I’ve worked in boarding schools and with anorexia although it’s not my field of expertise but it was my colleagues, if I’m being totally honest if I was told that a child was starting who’d been home schooled and had anxiety issues and anorexia alarm bells would’ve be really ringing, home schooled children do adapt to boarding but they often find it difficult, over the years I think at least 70% of those who were previously home schooled left after a shortish time. Those with significant anxiety issues can adapt to boarding, as do anorexics again I would say 70% didn’t stay or were politely asked to leave because they are unhappy and not schools have a duty of care and can’t keep safe especially if the anorexia is causing concerns.
I can’t recomend anywhere close to your home because it’s not my area.

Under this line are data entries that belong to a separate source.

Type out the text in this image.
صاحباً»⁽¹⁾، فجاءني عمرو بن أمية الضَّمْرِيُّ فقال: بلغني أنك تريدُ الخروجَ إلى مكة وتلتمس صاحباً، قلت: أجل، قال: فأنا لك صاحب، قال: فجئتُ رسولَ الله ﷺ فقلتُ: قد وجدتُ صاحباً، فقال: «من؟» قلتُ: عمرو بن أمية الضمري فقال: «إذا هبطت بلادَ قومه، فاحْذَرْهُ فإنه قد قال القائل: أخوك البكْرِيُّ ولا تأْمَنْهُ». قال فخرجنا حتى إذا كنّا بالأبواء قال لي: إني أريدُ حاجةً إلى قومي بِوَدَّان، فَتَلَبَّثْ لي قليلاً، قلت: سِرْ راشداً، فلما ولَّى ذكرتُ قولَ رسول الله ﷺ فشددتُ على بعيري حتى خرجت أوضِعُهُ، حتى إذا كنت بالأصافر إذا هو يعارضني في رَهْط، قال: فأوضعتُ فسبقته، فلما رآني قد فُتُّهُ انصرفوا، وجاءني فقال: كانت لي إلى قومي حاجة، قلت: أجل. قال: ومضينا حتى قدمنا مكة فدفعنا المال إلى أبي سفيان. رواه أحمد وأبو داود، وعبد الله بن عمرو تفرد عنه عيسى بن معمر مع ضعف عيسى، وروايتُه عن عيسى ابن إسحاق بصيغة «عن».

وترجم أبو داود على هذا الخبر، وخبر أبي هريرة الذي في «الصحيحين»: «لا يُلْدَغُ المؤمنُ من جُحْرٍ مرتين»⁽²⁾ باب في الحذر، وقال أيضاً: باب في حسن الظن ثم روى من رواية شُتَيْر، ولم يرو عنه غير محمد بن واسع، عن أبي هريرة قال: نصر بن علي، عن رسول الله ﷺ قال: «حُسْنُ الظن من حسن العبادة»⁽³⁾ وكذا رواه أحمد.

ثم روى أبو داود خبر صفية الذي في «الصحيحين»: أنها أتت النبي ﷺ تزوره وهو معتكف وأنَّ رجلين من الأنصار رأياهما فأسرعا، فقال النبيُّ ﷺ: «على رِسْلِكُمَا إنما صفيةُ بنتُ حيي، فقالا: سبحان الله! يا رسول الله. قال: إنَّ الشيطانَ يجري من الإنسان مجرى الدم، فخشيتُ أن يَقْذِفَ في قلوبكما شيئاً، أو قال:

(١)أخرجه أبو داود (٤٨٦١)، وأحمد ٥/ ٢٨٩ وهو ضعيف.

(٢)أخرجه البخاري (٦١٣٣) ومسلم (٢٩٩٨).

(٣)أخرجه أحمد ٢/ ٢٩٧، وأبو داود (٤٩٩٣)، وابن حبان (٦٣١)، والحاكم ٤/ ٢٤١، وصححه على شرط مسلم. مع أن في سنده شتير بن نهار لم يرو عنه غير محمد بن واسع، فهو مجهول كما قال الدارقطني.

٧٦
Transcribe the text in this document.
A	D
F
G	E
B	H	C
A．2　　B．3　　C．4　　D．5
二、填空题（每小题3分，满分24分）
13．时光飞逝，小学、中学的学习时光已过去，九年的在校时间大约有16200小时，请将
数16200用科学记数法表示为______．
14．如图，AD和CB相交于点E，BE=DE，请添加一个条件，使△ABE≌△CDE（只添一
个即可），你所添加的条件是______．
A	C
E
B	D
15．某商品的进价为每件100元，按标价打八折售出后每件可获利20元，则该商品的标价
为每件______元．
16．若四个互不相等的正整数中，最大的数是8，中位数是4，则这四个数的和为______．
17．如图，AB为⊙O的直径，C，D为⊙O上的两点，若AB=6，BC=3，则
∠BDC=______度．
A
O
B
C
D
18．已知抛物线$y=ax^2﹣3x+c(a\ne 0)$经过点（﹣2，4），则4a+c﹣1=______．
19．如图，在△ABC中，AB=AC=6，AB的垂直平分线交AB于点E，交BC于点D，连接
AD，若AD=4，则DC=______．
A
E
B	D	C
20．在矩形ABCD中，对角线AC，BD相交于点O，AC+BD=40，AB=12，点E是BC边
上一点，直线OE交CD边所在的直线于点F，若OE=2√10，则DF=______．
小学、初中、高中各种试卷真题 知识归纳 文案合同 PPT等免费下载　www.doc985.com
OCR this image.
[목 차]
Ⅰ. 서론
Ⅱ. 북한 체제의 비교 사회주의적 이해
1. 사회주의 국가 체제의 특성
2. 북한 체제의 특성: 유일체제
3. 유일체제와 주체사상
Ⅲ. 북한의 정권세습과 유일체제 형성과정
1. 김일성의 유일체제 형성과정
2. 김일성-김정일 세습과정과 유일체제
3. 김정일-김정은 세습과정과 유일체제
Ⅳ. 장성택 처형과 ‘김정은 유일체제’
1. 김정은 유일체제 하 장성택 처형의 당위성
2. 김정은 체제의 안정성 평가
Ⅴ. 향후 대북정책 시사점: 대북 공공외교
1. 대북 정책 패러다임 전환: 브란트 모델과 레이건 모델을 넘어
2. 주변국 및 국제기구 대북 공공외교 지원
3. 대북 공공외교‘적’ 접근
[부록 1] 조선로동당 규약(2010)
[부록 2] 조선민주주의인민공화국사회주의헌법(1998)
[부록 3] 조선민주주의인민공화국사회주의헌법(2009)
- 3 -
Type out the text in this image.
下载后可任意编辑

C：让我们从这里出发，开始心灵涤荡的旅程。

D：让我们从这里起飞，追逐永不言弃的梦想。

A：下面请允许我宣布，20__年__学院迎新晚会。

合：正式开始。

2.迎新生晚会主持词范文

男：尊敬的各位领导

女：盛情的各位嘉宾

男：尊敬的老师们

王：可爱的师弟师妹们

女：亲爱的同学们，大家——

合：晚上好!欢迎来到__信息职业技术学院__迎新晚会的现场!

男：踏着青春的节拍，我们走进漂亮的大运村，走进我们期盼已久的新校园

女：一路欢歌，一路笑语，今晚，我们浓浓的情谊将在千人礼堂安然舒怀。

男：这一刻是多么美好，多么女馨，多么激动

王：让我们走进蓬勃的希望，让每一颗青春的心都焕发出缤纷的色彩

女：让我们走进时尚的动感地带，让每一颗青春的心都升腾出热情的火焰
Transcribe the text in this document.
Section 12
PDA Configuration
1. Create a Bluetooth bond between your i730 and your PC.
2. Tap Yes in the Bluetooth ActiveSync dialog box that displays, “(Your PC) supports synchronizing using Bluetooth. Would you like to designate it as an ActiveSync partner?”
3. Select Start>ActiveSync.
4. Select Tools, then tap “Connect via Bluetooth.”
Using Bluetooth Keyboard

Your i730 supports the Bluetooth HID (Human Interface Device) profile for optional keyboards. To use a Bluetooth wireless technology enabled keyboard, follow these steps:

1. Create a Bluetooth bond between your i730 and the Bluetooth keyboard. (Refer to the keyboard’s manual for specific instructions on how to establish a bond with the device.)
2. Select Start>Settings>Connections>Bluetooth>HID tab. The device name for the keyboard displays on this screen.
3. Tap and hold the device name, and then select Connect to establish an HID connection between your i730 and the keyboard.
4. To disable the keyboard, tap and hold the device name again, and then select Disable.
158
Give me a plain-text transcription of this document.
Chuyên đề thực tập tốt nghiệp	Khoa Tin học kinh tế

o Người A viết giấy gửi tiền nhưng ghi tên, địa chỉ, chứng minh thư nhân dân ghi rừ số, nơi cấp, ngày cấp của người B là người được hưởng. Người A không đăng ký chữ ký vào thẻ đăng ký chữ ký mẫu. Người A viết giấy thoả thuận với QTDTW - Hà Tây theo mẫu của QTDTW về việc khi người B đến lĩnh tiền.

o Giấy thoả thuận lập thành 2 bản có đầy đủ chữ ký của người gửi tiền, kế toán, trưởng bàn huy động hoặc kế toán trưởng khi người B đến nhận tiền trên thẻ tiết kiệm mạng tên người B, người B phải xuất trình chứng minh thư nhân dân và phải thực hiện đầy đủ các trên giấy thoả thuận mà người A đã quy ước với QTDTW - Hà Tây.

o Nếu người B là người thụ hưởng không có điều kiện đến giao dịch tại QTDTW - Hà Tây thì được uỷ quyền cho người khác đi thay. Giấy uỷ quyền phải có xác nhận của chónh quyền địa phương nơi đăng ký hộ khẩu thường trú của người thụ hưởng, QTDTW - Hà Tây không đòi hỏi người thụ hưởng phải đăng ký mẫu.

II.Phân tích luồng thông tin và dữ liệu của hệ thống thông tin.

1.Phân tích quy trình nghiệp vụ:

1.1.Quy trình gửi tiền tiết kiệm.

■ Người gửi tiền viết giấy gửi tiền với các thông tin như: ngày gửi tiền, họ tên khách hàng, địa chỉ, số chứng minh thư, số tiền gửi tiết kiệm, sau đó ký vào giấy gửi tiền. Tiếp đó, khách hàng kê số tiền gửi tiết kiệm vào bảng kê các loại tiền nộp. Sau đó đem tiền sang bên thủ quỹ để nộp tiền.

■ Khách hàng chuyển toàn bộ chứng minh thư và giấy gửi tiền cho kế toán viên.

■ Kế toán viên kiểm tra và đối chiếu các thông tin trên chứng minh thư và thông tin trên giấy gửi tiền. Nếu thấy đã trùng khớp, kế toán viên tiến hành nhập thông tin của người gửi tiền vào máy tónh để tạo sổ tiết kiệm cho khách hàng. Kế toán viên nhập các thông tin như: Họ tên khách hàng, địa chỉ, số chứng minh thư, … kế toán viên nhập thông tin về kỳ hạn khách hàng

My advise is think very carefully. I would be less concerned if you said you were familiar with boarding life, your DD had siblings there and knew about it was often in the school and was really keen to go. I’ve seen pretty robust new 6th form boarders really struggling feeling home sick, struggling to break into existing friendship groups, getting totally exhausted because boarding is very full on especially this term. Do you honestly think you’ll DD will be ok? Do talk to CAMHs or whoever you DD is seeing, ask them their opinion?